If you've ever been told your dizziness, palpitations, or pelvic pain is "just anxiety," this episode is for you. Dr.Dr. Alexis Cutchins is a cardiologist treating POTS and MCAS—she's willing to say 'I don't know, let's figure it out' instead of dismissing patients.
We discuss what POTS actually is, how to diagnose it why 80% of her POTS patients have venous insufficiency, and how treating the veins can sometimes cure the POTS.
We also talk about the connection between POTS, mast cell activation syndrome, hypermobility, and pelvic venous disease conditions that often travel together and are frequently dismissed.
Dr.
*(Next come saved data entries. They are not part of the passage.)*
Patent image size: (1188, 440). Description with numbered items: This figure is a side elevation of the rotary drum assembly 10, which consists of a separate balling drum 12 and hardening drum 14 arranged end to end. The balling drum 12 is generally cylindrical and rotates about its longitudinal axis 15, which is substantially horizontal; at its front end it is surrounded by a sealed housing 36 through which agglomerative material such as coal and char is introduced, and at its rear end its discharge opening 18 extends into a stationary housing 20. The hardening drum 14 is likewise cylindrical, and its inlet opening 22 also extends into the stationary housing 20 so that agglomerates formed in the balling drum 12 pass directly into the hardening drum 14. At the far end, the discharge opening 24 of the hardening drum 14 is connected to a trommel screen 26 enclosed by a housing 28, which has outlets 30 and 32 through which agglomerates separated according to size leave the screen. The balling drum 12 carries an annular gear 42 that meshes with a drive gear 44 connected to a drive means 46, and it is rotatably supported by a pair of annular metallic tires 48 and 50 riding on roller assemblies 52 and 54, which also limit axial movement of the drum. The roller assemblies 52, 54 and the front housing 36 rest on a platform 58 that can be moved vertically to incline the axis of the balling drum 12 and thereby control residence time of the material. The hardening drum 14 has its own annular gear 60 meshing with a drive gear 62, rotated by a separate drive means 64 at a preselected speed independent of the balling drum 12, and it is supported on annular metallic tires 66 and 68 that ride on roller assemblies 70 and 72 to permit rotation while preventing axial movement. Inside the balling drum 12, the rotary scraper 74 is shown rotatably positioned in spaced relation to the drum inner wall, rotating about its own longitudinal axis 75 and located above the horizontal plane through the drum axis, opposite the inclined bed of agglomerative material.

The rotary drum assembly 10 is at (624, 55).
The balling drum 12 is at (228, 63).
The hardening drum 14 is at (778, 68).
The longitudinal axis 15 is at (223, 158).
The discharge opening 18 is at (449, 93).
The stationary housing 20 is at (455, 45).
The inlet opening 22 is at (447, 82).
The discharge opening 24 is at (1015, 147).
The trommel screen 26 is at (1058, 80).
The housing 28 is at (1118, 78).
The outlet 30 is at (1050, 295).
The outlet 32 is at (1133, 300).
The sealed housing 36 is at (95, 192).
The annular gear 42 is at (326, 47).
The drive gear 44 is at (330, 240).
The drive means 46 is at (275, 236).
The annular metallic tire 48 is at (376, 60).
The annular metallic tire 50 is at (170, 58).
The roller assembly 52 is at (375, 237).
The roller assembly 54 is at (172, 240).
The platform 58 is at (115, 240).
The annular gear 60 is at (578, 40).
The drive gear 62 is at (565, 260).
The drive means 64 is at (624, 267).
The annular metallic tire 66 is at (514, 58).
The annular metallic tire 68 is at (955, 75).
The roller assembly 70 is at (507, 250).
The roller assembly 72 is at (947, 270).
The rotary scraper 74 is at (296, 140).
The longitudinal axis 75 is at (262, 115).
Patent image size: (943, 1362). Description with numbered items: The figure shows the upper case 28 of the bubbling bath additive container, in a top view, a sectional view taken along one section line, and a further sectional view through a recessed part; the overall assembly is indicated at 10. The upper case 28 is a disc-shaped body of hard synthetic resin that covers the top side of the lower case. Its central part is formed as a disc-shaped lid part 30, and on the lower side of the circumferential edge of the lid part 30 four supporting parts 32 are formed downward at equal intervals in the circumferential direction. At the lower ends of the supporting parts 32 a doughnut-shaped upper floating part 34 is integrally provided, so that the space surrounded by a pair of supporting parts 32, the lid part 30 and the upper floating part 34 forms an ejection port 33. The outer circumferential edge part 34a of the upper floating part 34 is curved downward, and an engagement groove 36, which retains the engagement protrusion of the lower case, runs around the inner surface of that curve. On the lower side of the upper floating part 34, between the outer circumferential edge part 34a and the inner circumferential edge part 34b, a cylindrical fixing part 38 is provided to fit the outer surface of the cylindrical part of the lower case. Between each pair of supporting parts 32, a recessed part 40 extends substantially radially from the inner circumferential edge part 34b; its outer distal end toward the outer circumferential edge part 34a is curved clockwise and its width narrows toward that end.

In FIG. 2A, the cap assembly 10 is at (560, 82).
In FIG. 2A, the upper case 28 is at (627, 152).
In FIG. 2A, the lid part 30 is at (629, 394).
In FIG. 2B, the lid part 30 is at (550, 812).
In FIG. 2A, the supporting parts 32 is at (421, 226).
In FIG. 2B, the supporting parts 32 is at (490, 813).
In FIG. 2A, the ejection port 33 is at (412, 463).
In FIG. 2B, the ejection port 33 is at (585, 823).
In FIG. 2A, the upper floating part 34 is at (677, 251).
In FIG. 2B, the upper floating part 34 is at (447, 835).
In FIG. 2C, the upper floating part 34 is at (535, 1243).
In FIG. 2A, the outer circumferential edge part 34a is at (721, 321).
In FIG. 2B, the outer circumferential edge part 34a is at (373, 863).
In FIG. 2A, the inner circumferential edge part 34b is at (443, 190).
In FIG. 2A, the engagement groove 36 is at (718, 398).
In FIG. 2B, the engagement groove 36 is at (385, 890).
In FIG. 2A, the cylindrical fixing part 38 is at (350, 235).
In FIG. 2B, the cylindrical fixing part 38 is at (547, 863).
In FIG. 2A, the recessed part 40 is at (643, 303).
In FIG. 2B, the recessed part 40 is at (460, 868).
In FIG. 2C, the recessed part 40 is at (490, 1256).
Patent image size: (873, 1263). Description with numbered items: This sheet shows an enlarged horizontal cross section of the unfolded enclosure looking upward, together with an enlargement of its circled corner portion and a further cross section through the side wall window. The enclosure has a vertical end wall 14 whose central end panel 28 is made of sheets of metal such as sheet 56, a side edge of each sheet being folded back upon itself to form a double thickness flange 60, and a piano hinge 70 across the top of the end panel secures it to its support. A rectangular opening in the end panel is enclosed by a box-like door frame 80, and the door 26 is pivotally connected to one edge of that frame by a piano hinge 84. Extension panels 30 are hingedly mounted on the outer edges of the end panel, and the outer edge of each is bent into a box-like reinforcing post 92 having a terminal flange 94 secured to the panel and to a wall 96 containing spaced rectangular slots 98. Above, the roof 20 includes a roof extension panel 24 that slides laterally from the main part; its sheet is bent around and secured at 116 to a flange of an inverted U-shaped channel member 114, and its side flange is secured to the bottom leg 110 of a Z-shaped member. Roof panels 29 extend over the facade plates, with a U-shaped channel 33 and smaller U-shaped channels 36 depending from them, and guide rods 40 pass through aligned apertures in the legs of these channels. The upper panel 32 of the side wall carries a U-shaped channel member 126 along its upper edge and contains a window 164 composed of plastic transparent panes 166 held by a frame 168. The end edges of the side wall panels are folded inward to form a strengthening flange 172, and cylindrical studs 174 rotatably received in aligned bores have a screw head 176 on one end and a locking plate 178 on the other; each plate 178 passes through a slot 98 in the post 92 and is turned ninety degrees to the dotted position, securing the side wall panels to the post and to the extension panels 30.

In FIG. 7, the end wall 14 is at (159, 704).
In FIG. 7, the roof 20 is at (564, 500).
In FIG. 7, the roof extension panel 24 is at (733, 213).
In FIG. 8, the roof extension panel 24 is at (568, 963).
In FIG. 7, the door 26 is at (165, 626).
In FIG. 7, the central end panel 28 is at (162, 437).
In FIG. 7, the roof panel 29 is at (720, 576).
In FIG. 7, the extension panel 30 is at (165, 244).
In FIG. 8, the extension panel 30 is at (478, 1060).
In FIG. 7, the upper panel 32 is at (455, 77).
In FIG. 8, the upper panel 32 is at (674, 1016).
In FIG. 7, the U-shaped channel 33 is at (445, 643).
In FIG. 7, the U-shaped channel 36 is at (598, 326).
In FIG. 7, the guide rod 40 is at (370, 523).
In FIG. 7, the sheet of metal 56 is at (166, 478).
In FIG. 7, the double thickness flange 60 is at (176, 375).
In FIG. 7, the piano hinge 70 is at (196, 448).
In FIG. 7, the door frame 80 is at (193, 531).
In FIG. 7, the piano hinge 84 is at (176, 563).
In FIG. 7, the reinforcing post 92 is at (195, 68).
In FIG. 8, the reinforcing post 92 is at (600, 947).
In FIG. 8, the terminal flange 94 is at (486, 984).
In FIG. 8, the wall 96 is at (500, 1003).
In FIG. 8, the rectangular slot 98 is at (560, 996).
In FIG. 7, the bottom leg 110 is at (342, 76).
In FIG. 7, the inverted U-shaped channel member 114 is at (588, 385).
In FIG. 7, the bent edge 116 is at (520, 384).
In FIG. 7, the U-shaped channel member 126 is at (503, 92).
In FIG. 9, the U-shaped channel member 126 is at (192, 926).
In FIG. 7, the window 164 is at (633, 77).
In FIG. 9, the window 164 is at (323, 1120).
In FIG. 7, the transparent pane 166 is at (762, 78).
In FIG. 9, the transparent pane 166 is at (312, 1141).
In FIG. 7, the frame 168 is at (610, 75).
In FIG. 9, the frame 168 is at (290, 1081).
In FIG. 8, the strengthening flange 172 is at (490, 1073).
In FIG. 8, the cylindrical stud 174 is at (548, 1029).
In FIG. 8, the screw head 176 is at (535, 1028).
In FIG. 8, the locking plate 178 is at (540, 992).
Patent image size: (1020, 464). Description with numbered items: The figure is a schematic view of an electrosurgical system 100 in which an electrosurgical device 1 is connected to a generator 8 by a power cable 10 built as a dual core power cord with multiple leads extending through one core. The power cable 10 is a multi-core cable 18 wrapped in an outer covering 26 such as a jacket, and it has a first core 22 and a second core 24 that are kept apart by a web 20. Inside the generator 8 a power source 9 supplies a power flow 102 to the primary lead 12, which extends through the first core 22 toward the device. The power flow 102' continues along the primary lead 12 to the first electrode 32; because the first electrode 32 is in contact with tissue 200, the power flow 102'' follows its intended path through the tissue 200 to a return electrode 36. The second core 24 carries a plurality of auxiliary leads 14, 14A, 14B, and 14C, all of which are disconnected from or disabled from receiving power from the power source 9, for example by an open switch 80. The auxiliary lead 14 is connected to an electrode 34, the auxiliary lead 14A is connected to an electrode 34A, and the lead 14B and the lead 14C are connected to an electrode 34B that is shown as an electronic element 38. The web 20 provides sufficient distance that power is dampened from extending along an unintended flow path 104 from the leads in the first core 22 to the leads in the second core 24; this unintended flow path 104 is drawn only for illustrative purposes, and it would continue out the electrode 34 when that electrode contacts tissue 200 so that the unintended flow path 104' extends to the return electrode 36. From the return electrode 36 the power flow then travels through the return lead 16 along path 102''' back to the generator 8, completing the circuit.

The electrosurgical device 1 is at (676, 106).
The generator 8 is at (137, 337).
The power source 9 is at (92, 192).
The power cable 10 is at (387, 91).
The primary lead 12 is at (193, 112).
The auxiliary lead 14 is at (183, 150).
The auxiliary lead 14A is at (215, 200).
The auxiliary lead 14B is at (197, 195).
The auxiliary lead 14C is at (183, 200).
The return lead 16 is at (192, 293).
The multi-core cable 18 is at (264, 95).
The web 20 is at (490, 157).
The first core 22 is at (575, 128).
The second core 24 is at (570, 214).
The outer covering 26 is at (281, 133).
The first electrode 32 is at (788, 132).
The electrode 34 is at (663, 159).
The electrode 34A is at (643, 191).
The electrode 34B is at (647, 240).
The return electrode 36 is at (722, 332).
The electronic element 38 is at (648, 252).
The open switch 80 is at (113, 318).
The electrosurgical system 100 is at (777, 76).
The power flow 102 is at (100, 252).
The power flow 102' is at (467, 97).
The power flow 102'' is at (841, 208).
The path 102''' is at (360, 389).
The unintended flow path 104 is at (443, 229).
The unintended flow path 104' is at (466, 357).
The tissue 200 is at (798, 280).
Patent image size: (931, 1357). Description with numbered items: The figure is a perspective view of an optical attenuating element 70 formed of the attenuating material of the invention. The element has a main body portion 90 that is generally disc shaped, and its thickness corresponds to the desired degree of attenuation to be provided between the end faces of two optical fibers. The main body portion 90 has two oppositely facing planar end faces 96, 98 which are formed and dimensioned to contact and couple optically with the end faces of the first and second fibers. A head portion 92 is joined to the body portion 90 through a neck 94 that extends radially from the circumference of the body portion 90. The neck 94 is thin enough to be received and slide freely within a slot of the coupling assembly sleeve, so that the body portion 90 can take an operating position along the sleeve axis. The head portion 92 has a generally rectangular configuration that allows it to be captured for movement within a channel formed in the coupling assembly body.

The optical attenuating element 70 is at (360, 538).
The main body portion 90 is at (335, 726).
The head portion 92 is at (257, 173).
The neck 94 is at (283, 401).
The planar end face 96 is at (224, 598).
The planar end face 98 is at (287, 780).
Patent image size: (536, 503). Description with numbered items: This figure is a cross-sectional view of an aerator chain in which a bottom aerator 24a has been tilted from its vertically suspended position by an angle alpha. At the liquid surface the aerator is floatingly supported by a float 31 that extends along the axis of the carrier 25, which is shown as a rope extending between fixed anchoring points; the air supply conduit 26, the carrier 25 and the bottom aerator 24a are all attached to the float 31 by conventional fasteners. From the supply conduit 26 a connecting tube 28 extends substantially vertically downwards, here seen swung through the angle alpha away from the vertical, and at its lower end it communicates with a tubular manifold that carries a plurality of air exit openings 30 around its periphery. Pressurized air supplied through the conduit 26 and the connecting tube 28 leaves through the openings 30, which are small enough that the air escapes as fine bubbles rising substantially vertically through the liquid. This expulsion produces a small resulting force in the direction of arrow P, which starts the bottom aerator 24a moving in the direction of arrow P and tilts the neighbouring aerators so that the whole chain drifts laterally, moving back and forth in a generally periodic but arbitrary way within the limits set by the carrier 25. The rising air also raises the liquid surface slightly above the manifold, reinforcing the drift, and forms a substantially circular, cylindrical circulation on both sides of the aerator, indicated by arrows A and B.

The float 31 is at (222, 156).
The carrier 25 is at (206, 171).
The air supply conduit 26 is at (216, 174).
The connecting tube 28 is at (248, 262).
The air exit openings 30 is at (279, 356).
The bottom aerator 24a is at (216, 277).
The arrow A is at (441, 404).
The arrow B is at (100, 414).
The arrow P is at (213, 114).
Alexis Cutchins explains why the venous system is a "lost organ system" that no one really learns about in med school, how left iliac vein compression (May-Thurner syndrome) can cause everything from pelvic pain to back pain and headaches
Plus, we discuss women's cardiovascular health, microvascular disease, coronary vasospasm, and why women's heart attack symptoms can look completely different, including neck tightness from allergies that's actually cardiac ischemia.
Highlights:
You don't need a tilt table test to diagnose POTS; simple office-based or at-home tests can help identify it.
First-line POTS treatment: volume expansion (drink water, eat salt), compression stockings, and treating comorbid MCAS.
About 80% of POTS patients have venous insufficiency treating it can dramatically improve or even cure symptoms.
Pelvic venous disease is diagnosed with MRV (not CT) and treated with stenting by interventional radiologists.
Women's heart attacks can present as abdominal pain, neck tightness, or jaw pain—not just chest pain.
These conditions run in families; mothers and daughters often share the same constellation of symptoms.
If you've been dismissed for POTS, MCAS, pelvic pain, or any constellation of symptoms that don't fit into a neat diagnostic box, this episode validates what you've been experiencing. These conditions are real. They're treatable. And more doctors are finally starting to listen.